Implications of product testing: method variability and suitability and ratio of smoke emissions to nicotine

(1) Reemtsma Cigarettenfabriken GmbH (an Imperial Brands PLC Company), Hamburg, Germany; (2) SEITA-Imperial Tobacco, Fleury-les-Aubrais, France

Regulatory authorities are discussing the measurement of certain smoke constituents, and this may eventually lead to discussion of ceilings. For this purpose internationally standardised methods are required to enable the generation of reliable data. CORESTA has strongly supported the development of robust methods to deliver information on method variability based on sound science. This information will enable regulatory authorities to take method variability into account when considering setting ceilings for smoke constituents.

To date, CORESTA has published six recommended methods encompassing 25 compounds. Four of these methods have already been submitted to ISO as potential ISO standards. This process includes a series of collaborative studies involving a number of laboratories to assess the reproducibility and repeatability (R and r) of each method.

All studies conducted were statistically designed to investigate effects of parameters that could contribute to within-lab and between-lab variability. As a result, the method variability is recorded in the published recommended methods. Overall reproducibility data shows a significantly higher variability compared to the analytical methods for tar, nicotine and carbon monoxide currently applied by authorities for measurement and ceilings in the EU. This fact should be considered in case ceilings for further smoke analytes are proposed.
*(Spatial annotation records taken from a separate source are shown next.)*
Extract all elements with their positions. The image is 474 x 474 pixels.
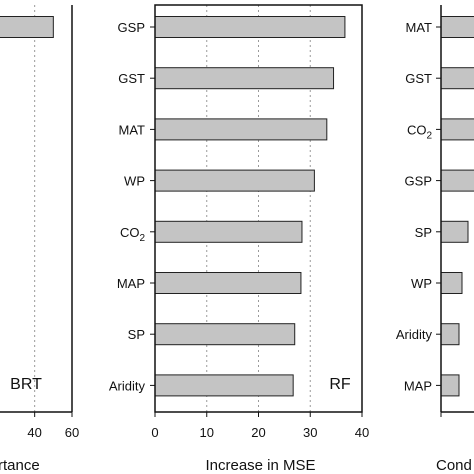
- bar-rf-mat: [154, 118, 328, 141]
- category-label-main: SP: [128, 327, 145, 342]
- category-label-subscript: 2: [426, 130, 432, 141]
- bar-rf-wp: [154, 169, 315, 192]
- bar-cond-map: [440, 374, 460, 397]
- category-label-main: MAT: [119, 122, 146, 137]
- category-label-main: MAT: [406, 20, 433, 35]
- category-label-cond: GSP: [405, 174, 432, 189]
- category-label-rf: MAT: [119, 122, 146, 137]
- x-tick-label-rf: 10: [200, 425, 214, 440]
- bar-rf-sp: [154, 323, 296, 346]
- bar-rf-map: [154, 272, 302, 294]
- category-label-cond: CO2: [407, 122, 433, 141]
- category-label-cond: WP: [411, 276, 432, 291]
- bar-rf-gsp: [154, 16, 346, 38]
- category-label-main: GST: [405, 71, 432, 86]
- x-tick-label-rf: 30: [303, 425, 317, 440]
- category-label-main: SP: [415, 225, 432, 240]
- category-label-rf: WP: [124, 174, 145, 189]
- bar-cond-mat: [440, 16, 474, 38]
- x-tick-label-rf: 20: [251, 425, 265, 440]
- category-label-main: GST: [118, 71, 145, 86]
- category-label-main: WP: [411, 276, 432, 291]
- category-label-main: CO: [120, 225, 140, 240]
- bar-cond-co2: [440, 118, 474, 141]
- category-label-main: Aridity: [396, 327, 433, 342]
- category-label-main: CO: [407, 122, 427, 137]
- bar-rf-co2: [154, 220, 303, 243]
- category-label-main: MAP: [404, 378, 432, 393]
- category-label-cond: MAT: [406, 20, 433, 35]
- bar-rf-gst: [154, 67, 335, 90]
- category-label-cond: SP: [415, 225, 432, 240]
- category-label-rf: SP: [128, 327, 145, 342]
- bar-rf-aridity: [154, 374, 294, 397]
- category-label-main: MAP: [117, 276, 145, 291]
- x-tick-label-brt: 40: [27, 425, 41, 440]
- x-axis-title-brt: rtance: [0, 457, 40, 474]
- category-label-main: GSP: [405, 174, 432, 189]
- x-tick-label-rf: 0: [151, 425, 158, 440]
- bar-brt-0: [0, 16, 54, 38]
- bar-cond-gsp: [440, 169, 474, 192]
- bar-cond-sp: [440, 220, 469, 243]
- x-axis-title-rf: Increase in MSE: [205, 457, 315, 474]
- category-label-cond: GST: [405, 71, 432, 86]
- category-label-rf: GSP: [118, 20, 145, 35]
- category-label-rf: GST: [118, 71, 145, 86]
- category-label-rf: Aridity: [109, 378, 146, 393]
- x-axis-title-cond: Cond: [436, 457, 472, 474]
- x-tick-label-brt: 60: [65, 425, 79, 440]
- category-label-rf: CO2: [120, 225, 146, 244]
- x-tick-label-rf: 40: [355, 425, 369, 440]
- category-label-cond: Aridity: [396, 327, 433, 342]
- bar-cond-aridity: [440, 323, 460, 346]
- category-label-main: WP: [124, 174, 145, 189]
- category-label-main: Aridity: [109, 378, 146, 393]
- panel-label-rf: RF: [329, 376, 351, 393]
- bar-cond-wp: [440, 272, 463, 294]
- category-label-main: GSP: [118, 20, 145, 35]
- bar-cond-gst: [440, 67, 474, 90]
- category-label-subscript: 2: [139, 233, 145, 244]
- category-label-rf: MAP: [117, 276, 145, 291]
- panel-label-brt: BRT: [10, 376, 42, 393]
- category-label-cond: MAP: [404, 378, 432, 393]
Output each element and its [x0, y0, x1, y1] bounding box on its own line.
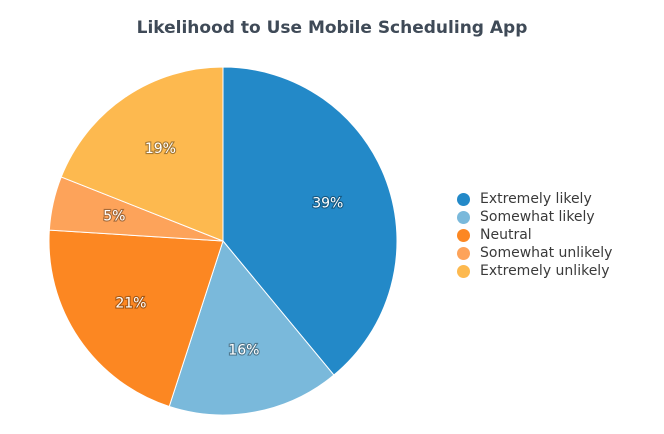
pie-slice-extremely-likely[interactable] [222, 66, 398, 376]
slice-percent-label: 19% [145, 141, 176, 157]
slice-percent-label: 5% [103, 209, 125, 225]
chart-legend: Extremely likely Somewhat likely Neutral… [457, 190, 612, 280]
slice-percent-label: 16% [228, 342, 259, 358]
legend-label: Extremely likely [480, 191, 592, 207]
pie-slice-somewhat-likely[interactable] [168, 239, 335, 416]
legend-swatch [457, 246, 470, 260]
legend-label: Extremely unlikely [480, 263, 610, 279]
legend-label: Neutral [480, 227, 532, 243]
slice-percent-label: 39% [312, 195, 343, 211]
chart-title: Likelihood to Use Mobile Scheduling App [136, 18, 528, 38]
legend-item-somewhat-unlikely[interactable]: Somewhat unlikely [457, 244, 612, 262]
pie-slice-neutral[interactable] [48, 229, 224, 408]
pie-slices [48, 66, 398, 416]
legend-item-extremely-unlikely[interactable]: Extremely unlikely [457, 262, 612, 280]
legend-label: Somewhat unlikely [480, 245, 613, 261]
slice-percent-label: 21% [115, 296, 146, 312]
legend-label: Somewhat likely [480, 209, 595, 225]
legend-swatch [457, 210, 470, 224]
legend-swatch [457, 264, 470, 278]
legend-item-somewhat-likely[interactable]: Somewhat likely [457, 208, 612, 226]
pie-slice-extremely-unlikely[interactable] [60, 66, 224, 242]
legend-item-neutral[interactable]: Neutral [457, 226, 612, 244]
legend-swatch [457, 192, 470, 206]
pie-slice-labels: 39% 16% 21% 5% 19% [102, 140, 344, 360]
legend-swatch [457, 228, 470, 242]
legend-item-extremely-likely[interactable]: Extremely likely [457, 190, 612, 208]
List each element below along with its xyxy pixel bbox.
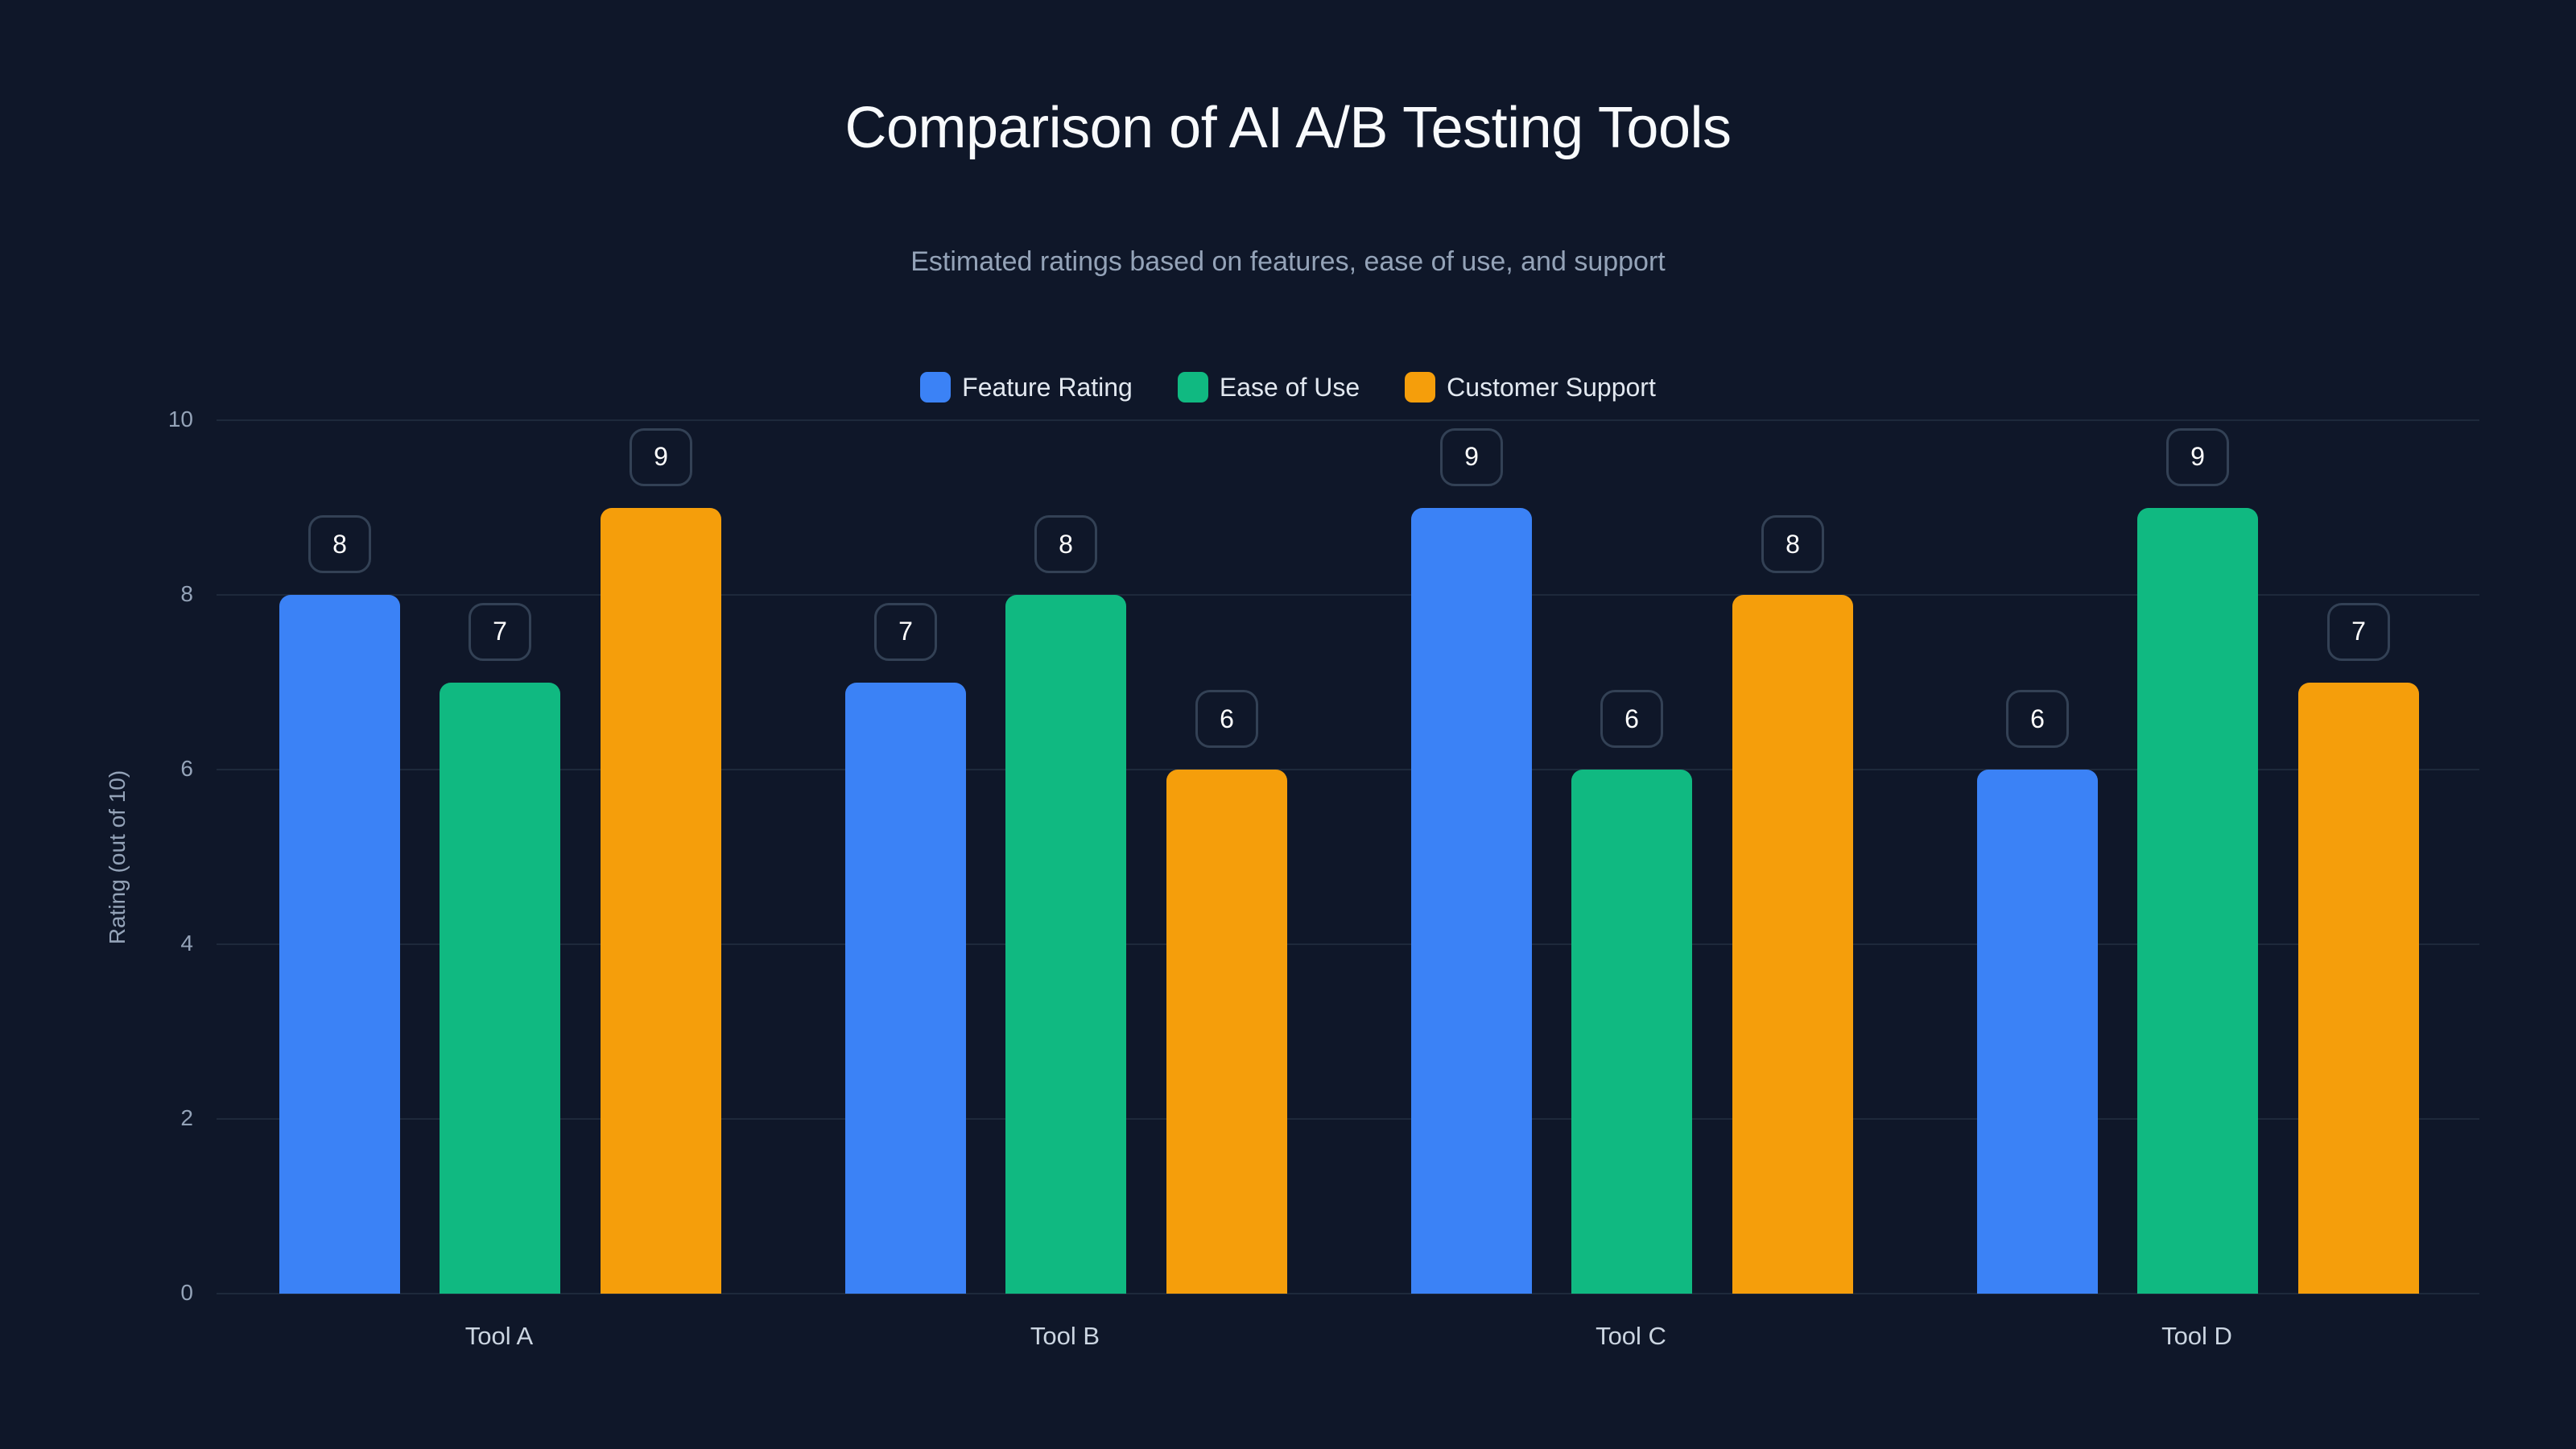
bar-tool-a-customer-support[interactable] <box>601 507 721 1294</box>
y-axis-title: Rating (out of 10) <box>105 770 130 945</box>
bar-tool-d-ease-of-use[interactable] <box>2137 507 2258 1294</box>
gridline <box>217 943 2479 945</box>
bar-tool-c-customer-support[interactable] <box>1732 595 1853 1294</box>
gridline <box>217 1293 2479 1294</box>
bar-tool-a-ease-of-use[interactable] <box>440 682 560 1294</box>
x-tick-label: Tool A <box>464 1322 534 1350</box>
legend-item-customer-support[interactable]: Customer Support <box>1405 372 1656 402</box>
bar-tool-a-feature-rating[interactable] <box>279 595 400 1294</box>
legend-item-ease-of-use[interactable]: Ease of Use <box>1177 372 1360 402</box>
legend-label: Ease of Use <box>1219 372 1360 402</box>
value-label: 7 <box>469 602 531 661</box>
value-label: 6 <box>2006 690 2069 748</box>
value-label: 9 <box>2166 427 2229 486</box>
legend-swatch-feature-rating <box>920 372 952 402</box>
bar-tool-d-customer-support[interactable] <box>2298 682 2419 1294</box>
gridline <box>217 594 2479 596</box>
y-tick-label: 8 <box>180 581 193 606</box>
y-tick-label: 10 <box>167 407 193 431</box>
value-label: 7 <box>874 602 937 661</box>
legend: Feature Rating Ease of Use Customer Supp… <box>0 372 2576 402</box>
value-label: 9 <box>1440 427 1503 486</box>
value-label: 8 <box>1761 515 1824 573</box>
value-label: 8 <box>1034 515 1097 573</box>
value-label: 9 <box>630 427 692 486</box>
legend-swatch-customer-support <box>1405 372 1436 402</box>
bar-tool-b-feature-rating[interactable] <box>845 682 966 1294</box>
y-tick-label: 6 <box>180 756 193 781</box>
bar-tool-c-ease-of-use[interactable] <box>1571 770 1692 1294</box>
bar-tool-b-customer-support[interactable] <box>1166 770 1287 1294</box>
value-label: 6 <box>1195 690 1258 748</box>
legend-label: Feature Rating <box>962 372 1133 402</box>
bar-tool-b-ease-of-use[interactable] <box>1005 595 1126 1294</box>
bar-tool-c-feature-rating[interactable] <box>1411 507 1532 1294</box>
plot-area: 8 7 9 7 8 6 9 6 8 6 9 7 <box>217 419 2479 1294</box>
legend-item-feature-rating[interactable]: Feature Rating <box>920 372 1133 402</box>
y-tick-label: 0 <box>180 1280 193 1305</box>
y-tick-label: 2 <box>180 1105 193 1130</box>
x-tick-label: Tool D <box>2161 1322 2232 1350</box>
gridline <box>217 769 2479 770</box>
chart-title: Comparison of AI A/B Testing Tools <box>844 96 1732 160</box>
x-tick-label: Tool B <box>1030 1322 1100 1350</box>
legend-swatch-ease-of-use <box>1177 372 1208 402</box>
bar-tool-d-feature-rating[interactable] <box>1977 770 2098 1294</box>
chart-subtitle: Estimated ratings based on features, eas… <box>910 246 1666 277</box>
value-label: 6 <box>1600 690 1663 748</box>
legend-label: Customer Support <box>1447 372 1656 402</box>
value-label: 7 <box>2327 602 2390 661</box>
value-label: 8 <box>308 515 371 573</box>
y-tick-label: 4 <box>180 931 193 956</box>
x-tick-label: Tool C <box>1596 1322 1666 1350</box>
gridline <box>217 419 2479 421</box>
gridline <box>217 1118 2479 1120</box>
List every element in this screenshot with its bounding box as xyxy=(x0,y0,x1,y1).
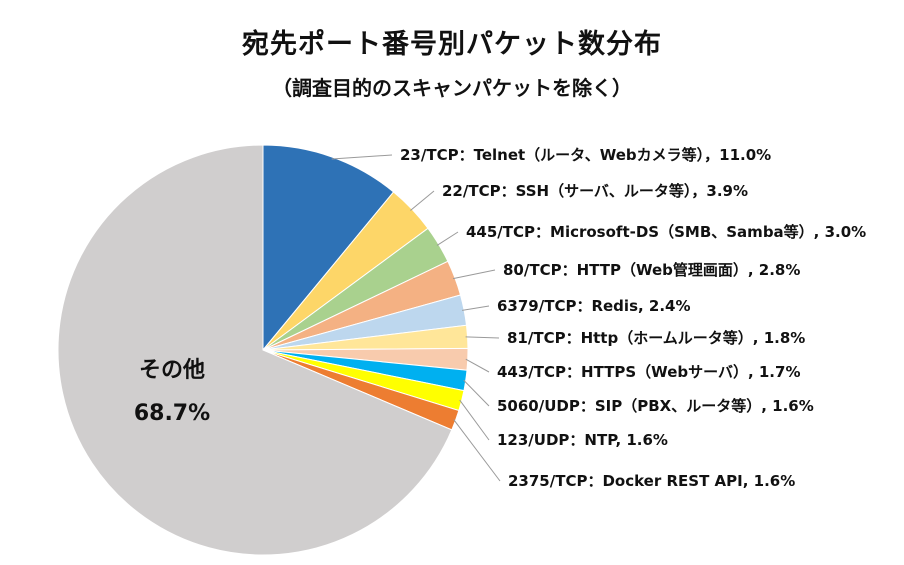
slice-label: 123/UDP：NTP, 1.6% xyxy=(497,431,668,449)
slice-label: 5060/UDP：SIP（PBX、ルータ等）, 1.6% xyxy=(497,397,814,415)
slice-label: 23/TCP：Telnet（ルータ、Webカメラ等），11.0% xyxy=(400,146,771,164)
pie-slice xyxy=(57,144,453,556)
chart-subtitle: （調査目的のスキャンパケットを除く） xyxy=(272,76,632,100)
leader-line xyxy=(410,190,435,211)
leader-line xyxy=(452,269,496,280)
pie-slices xyxy=(57,144,469,556)
inner-labels: その他 68.7% xyxy=(134,358,210,426)
other-slice-value: 68.7% xyxy=(134,401,210,426)
leader-line xyxy=(462,305,490,311)
slice-label: 6379/TCP：Redis, 2.4% xyxy=(497,297,691,315)
pie-slice xyxy=(262,144,395,352)
slice-label: 443/TCP：HTTPS（Webサーバ）, 1.7% xyxy=(497,363,800,381)
slice-label: 80/TCP：HTTP（Web管理画面）, 2.8% xyxy=(503,261,800,279)
chart-title: 宛先ポート番号別パケット数分布 xyxy=(242,29,662,60)
slice-label: 445/TCP：Microsoft-DS（SMB、Samba等）, 3.0% xyxy=(466,223,866,241)
leader-line xyxy=(453,419,501,482)
slice-label: 2375/TCP：Docker REST API, 1.6% xyxy=(508,472,795,490)
leader-line xyxy=(465,336,500,339)
leader-line xyxy=(331,154,393,160)
leader-line xyxy=(436,231,459,246)
other-slice-label: その他 xyxy=(139,358,205,383)
leader-line xyxy=(459,399,490,441)
leader-line xyxy=(463,379,490,407)
slice-label: 22/TCP：SSH（サーバ、ルータ等），3.9% xyxy=(442,182,748,200)
slice-labels: 23/TCP：Telnet（ルータ、Webカメラ等），11.0% 22/TCP：S… xyxy=(400,146,866,490)
leader-line xyxy=(465,358,490,373)
slice-label: 81/TCP：Http（ホームルータ等）, 1.8% xyxy=(507,329,805,347)
leader-lines xyxy=(331,154,501,482)
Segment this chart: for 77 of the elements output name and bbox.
Additionally, WHO TobReg has proposed nine priority compounds for regulation and recommends reporting levels for smoke compounds in terms of per milligram of nicotine. In TobReg’s view the sale or import of cigarette brands that have yields above these levels should be prohibited. An unintended consequence of the introduction of independent multiple analyte ceilings based on a ratio to nicotine would be to prohibit the sale of many products with low smoke constituent yields within a given market with the result that the average smoke constituent yields in the market would rise.